The Rev. Jimmy Abbott
April 14, 2019
Luke 22:14-Luke 23:56
The fault lines ran deep. Two men in power, both vested with incredible authority, were pitted against each other. They disagreed on everything, they came from different places. Divided by culture, by blood, by past wars, by religious differences, the fault lines ran deep.
Pontius Pilate represented the power and the might of the Roman Empire, jack booted thug that he was. A pagan of pagans, we can assume that he had pledged his allegiance, his loyalty, his worship to Caesar. On the other side of the fault line was Herod, King Herod. Or, as he styled himself, King of the Jews. Though he was not an especially righteous man, known for marrying his brother’s wife, he represented the Jews of Palestine. The very ones oppressed and under the unflinching thumb of Pontius Pilate and the Roman Empire.
Pilate and Herod. Oppressor and oppressed. Colonizer and colonized. Or as the Gospel of Luke puts it so simply, they were “enemies.”
Enemies. Not an insignificant word. When you’ve got an enemy you’ve got someone to hate. You have a foil. You have someone to define yourself against. Someone to blame all your problems on. Pilate can blame Herod for all the trouble the Romans are having when Jews start killing Roman soldiers. Herod can blame Pilate for all the trouble the Jews are having when the Romans are crucifying Jewish bandits. Pilate and Herod are enemies.
The history of our country is the history of a rotating cast of enemies. First it was England, then England again, then it was Mexico, and then it was each other. After that it was Spain, then Germany, then Germany, Italy, and Japan. Soviet Russia, communists, terrorists, immigrants, enemies. The fault lines run deep. It’s no different in our lives. That other kid in your class, the rival high school football team, that other college, your co-worker, your boss, your neighbor across the street who plays that loud music, your family member who you can’t stand. Enemies. The fault lines run deep.

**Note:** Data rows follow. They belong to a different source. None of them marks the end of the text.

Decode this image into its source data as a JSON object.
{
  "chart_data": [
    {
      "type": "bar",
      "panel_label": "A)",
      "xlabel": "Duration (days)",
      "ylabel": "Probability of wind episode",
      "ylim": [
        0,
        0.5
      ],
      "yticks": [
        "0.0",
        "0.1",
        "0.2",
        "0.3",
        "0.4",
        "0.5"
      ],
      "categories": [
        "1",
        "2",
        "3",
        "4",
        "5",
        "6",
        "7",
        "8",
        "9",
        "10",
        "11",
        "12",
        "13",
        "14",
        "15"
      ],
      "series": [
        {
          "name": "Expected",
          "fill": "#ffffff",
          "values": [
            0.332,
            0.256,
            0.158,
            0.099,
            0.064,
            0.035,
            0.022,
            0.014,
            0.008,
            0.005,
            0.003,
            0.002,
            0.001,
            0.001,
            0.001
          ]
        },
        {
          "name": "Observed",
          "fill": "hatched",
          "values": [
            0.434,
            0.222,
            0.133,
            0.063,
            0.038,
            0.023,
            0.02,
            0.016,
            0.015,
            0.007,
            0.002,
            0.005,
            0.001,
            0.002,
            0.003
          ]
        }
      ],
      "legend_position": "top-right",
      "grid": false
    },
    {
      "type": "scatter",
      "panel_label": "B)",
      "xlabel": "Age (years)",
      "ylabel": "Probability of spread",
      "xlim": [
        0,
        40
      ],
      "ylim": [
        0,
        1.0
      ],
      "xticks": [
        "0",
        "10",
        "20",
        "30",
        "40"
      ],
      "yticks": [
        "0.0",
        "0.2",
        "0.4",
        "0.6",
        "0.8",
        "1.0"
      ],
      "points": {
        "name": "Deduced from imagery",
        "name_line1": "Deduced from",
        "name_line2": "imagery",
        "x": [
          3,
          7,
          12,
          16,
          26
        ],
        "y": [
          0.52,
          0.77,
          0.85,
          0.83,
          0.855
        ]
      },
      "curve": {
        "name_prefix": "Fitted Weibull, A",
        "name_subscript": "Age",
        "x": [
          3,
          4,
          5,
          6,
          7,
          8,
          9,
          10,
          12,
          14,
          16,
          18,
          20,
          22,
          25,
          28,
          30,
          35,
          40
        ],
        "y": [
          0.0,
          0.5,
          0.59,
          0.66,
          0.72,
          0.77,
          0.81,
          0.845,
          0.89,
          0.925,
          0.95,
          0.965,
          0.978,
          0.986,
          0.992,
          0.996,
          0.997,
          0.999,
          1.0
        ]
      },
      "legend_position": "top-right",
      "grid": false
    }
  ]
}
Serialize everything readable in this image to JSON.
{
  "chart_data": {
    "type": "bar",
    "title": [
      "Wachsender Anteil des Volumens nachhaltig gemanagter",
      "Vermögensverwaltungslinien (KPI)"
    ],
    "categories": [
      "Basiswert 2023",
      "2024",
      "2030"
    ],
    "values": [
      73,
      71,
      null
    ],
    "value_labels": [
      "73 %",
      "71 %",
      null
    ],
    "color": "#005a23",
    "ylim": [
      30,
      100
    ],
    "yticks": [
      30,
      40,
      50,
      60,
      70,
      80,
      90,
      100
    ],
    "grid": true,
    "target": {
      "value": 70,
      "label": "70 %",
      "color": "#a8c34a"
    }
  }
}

Until, that is, Jesus walks in. After his betrayal and arrest, Jesus is taken back and forth between Pilate and Herod. Both of their soldiers mock Jesus. Both spite him. Both leaders are perfectly content with abusing Jesus for their own purposes.

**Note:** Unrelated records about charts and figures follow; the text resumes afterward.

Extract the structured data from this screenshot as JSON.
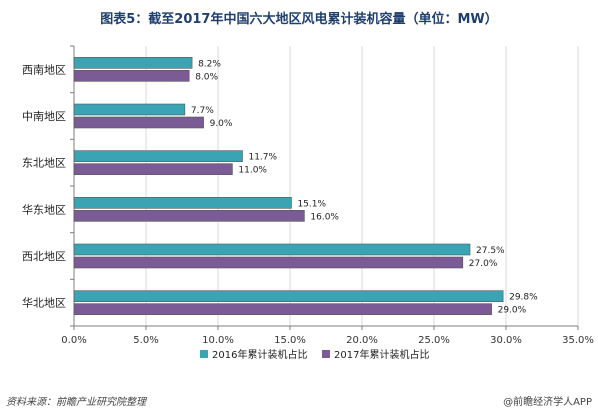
{
  "title": "图表5：截至2017年中国六大地区风电累计装机容量（单位：MW）",
  "source": "资料来源：前瞻产业研究院整理",
  "brand": "@前瞻经济学人APP",
  "colors": {
    "series2016": "#3aa4b5",
    "series2017": "#7a5b96",
    "grid": "#d9d9d9",
    "axis": "#7f7f7f"
  },
  "chart_data": {
    "type": "bar",
    "orientation": "horizontal",
    "categories": [
      "西南地区",
      "中南地区",
      "东北地区",
      "华东地区",
      "西北地区",
      "华北地区"
    ],
    "series": [
      {
        "name": "2016年累计装机占比",
        "values": [
          8.2,
          7.7,
          11.7,
          15.1,
          27.5,
          29.8
        ],
        "labels": [
          "8.2%",
          "7.7%",
          "11.7%",
          "15.1%",
          "27.5%",
          "29.8%"
        ]
      },
      {
        "name": "2017年累计装机占比",
        "values": [
          8.0,
          9.0,
          11.0,
          16.0,
          27.0,
          29.0
        ],
        "labels": [
          "8.0%",
          "9.0%",
          "11.0%",
          "16.0%",
          "27.0%",
          "29.0%"
        ]
      }
    ],
    "xlim": [
      0,
      35
    ],
    "xticks": [
      0,
      5,
      10,
      15,
      20,
      25,
      30,
      35
    ],
    "xtick_labels": [
      "0.0%",
      "5.0%",
      "10.0%",
      "15.0%",
      "20.0%",
      "25.0%",
      "30.0%",
      "35.0%"
    ],
    "grid": true,
    "legend": "bottom"
  }
}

In other words, Pilate and Herod become strange bedfellows. Luke puts it this way, “that same day Herod and Pilate became friends with each other; before this they had been enemies.” Ironic, isn’t it? That Jesus brings together Pilate and Herod? That Jesus makes friends out enemies? Isn’t that the whole point of his ministry? That we, who were far off from God, are brought close to God?

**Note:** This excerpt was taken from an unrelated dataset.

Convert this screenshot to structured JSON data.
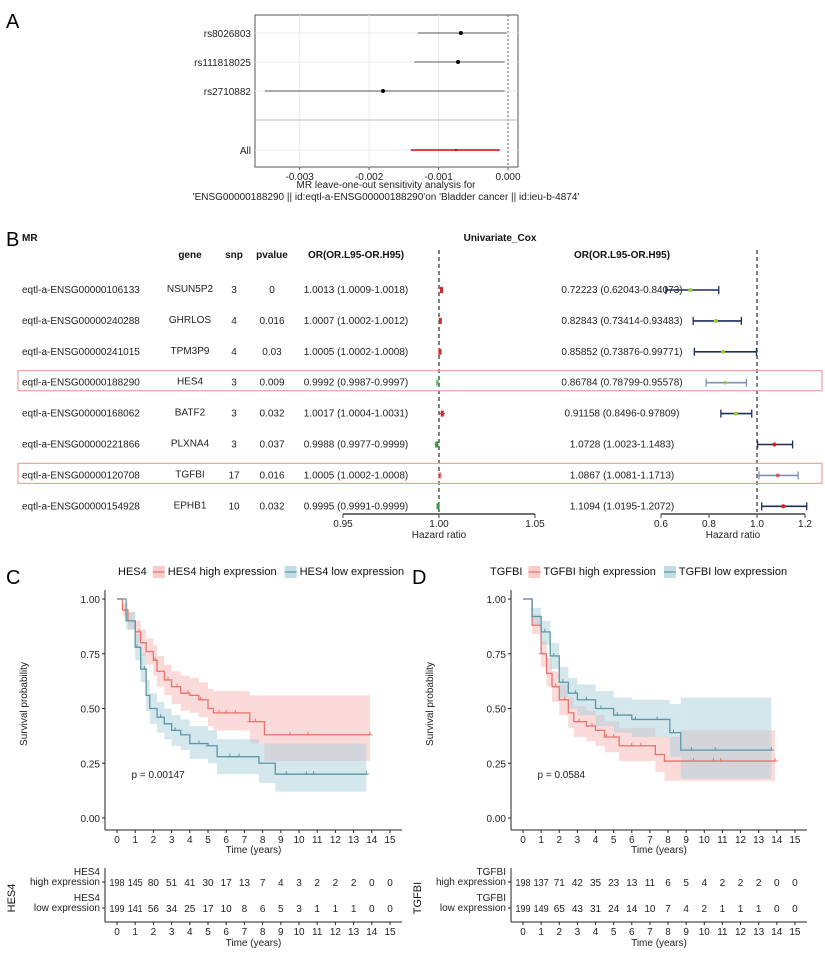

But sit with this idea for a minute, that Pilate and Herod are conspiring together against Jesus. See, evil is well organized. Evil is well organized. Evil has structures and powers and systems to oppress, to beat down, to hurt others. One only need to know that there were timetables for the trains running to Auschwitz to know that evil is well organized. So here we have two men, their differences erased, conspiring together for evil. They overcome their culture, their religion, their past fights in order to fulfill their evil intent.
Love, well, love is never so well organized. Love looks like Jesus; betrayed, mocked, tortured, crucified, and dead. Love looks like a lonely man with arms stretched out wide upon the cross. Love looks like a man who can barely even carry his own instrument of execution. Love looks like a man who shows kindness, even to a common bandit. Pilate and Herod with all their evil are well organized, with layers of governance and administration to keep up their malevolence. Evil looks like two men with soldiers and armies to keep up their appearances. Evil looks like suspicion. But love, love looks like a carpenter and a dozen friends wandering around the countryside. Love looks like a man who feeds people without asking why they don’t have any food. Love looks like a man healing people without asking why they’re sick. Love looks like a man who opens wide his arms upon the cross, forgiving the thief next to him without asking where he’s from. Love looks like Jesus.
Strange bedfellows indeed. Pilate and Herod. Jesus and a thief. God and us. For that is the point of Palm Sunday. That Jesus holds out his arms on the cross and brings together those who have been separated.. Enemies have become friends, which is only possible through the blood of Jesus.